The Great Vigil of Easter has been observed in many different ways, and with different fervor and commitment, depending on the church and its history. Historically, this service has been one of the most important of the week, as it represented the first Eucharist of Easter. The timing of the Eucharist of the Great Vigil of Easter has traditionally been set after civil twilight, which begins at sunset and ends when the geometric center of the sun reaches 6° below the horizon.
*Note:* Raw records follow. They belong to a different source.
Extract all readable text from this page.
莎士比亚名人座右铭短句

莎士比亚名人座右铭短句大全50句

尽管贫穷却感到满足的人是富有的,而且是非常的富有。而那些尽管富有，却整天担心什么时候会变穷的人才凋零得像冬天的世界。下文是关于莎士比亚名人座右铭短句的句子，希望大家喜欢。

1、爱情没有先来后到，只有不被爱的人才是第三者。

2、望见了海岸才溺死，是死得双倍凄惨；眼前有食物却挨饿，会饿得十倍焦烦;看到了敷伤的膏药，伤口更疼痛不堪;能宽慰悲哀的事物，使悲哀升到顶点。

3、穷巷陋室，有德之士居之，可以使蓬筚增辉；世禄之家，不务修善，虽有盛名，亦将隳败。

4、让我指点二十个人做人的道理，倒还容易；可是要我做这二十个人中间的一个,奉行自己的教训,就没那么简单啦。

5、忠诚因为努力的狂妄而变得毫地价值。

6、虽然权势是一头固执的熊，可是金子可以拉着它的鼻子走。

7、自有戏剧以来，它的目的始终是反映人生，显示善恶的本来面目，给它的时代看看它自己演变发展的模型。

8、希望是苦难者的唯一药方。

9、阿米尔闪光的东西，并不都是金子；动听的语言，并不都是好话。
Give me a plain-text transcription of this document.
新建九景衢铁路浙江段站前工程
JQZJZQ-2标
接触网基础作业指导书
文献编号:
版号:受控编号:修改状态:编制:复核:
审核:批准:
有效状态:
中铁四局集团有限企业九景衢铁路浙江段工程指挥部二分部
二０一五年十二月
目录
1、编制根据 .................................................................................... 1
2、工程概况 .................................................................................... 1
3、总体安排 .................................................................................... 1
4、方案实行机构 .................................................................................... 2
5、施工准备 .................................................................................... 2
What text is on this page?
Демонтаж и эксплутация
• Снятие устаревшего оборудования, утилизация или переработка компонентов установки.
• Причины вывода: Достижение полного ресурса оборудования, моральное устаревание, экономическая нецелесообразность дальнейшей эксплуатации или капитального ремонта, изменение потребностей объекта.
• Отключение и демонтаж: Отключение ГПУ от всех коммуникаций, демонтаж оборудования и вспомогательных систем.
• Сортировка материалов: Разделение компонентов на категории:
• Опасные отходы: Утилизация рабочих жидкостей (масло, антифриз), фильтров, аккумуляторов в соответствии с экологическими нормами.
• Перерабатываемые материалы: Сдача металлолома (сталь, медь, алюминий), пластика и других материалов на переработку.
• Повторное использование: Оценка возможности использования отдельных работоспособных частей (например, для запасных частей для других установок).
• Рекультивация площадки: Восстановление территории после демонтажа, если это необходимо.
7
Because it is usually observed in darkness, the beauty and richness of this liturgy, stands in contrast to the liturgy of Christmas Eve. In some churches, outside the doors of the church a “New Fire” is ignited and from it, the Paschal Candle is lit. The clergy, servers, and the congregation together, behind the Paschal Candle, move into a completely darkened sanctuary. The Paschal Candle, the “Light of Christ” is placed in its stand and from it, the congregation lights their individual candles, and the Exsultet (an ancient chant is said or sung. From this point, all present take their seats and patiently listen to the “History of Salvation” which includes readings from Exodus and other biblical narratives, interspersed between chants or readings of the Psalms. If there are candidates for baptism, the Great Vigil is an appropriate day. From this point in the liturgy, the words “Alleluia, Christ is Risen!” is shouted, all the lights in the Nave are ignited, and the joyous celebration of the first Eucharist of Easter begins. The Great Vigil of Easter traditionally stands as the culmination of Holy Week and most appropriately, stands as the Great celebration of Resurrection of Our Lord and Savior Jesus Christ. If you have never attended the liturgies of Holy week, I encourage you this year, to come and experience the deep richness and celebration of these ancient and beautiful liturgies.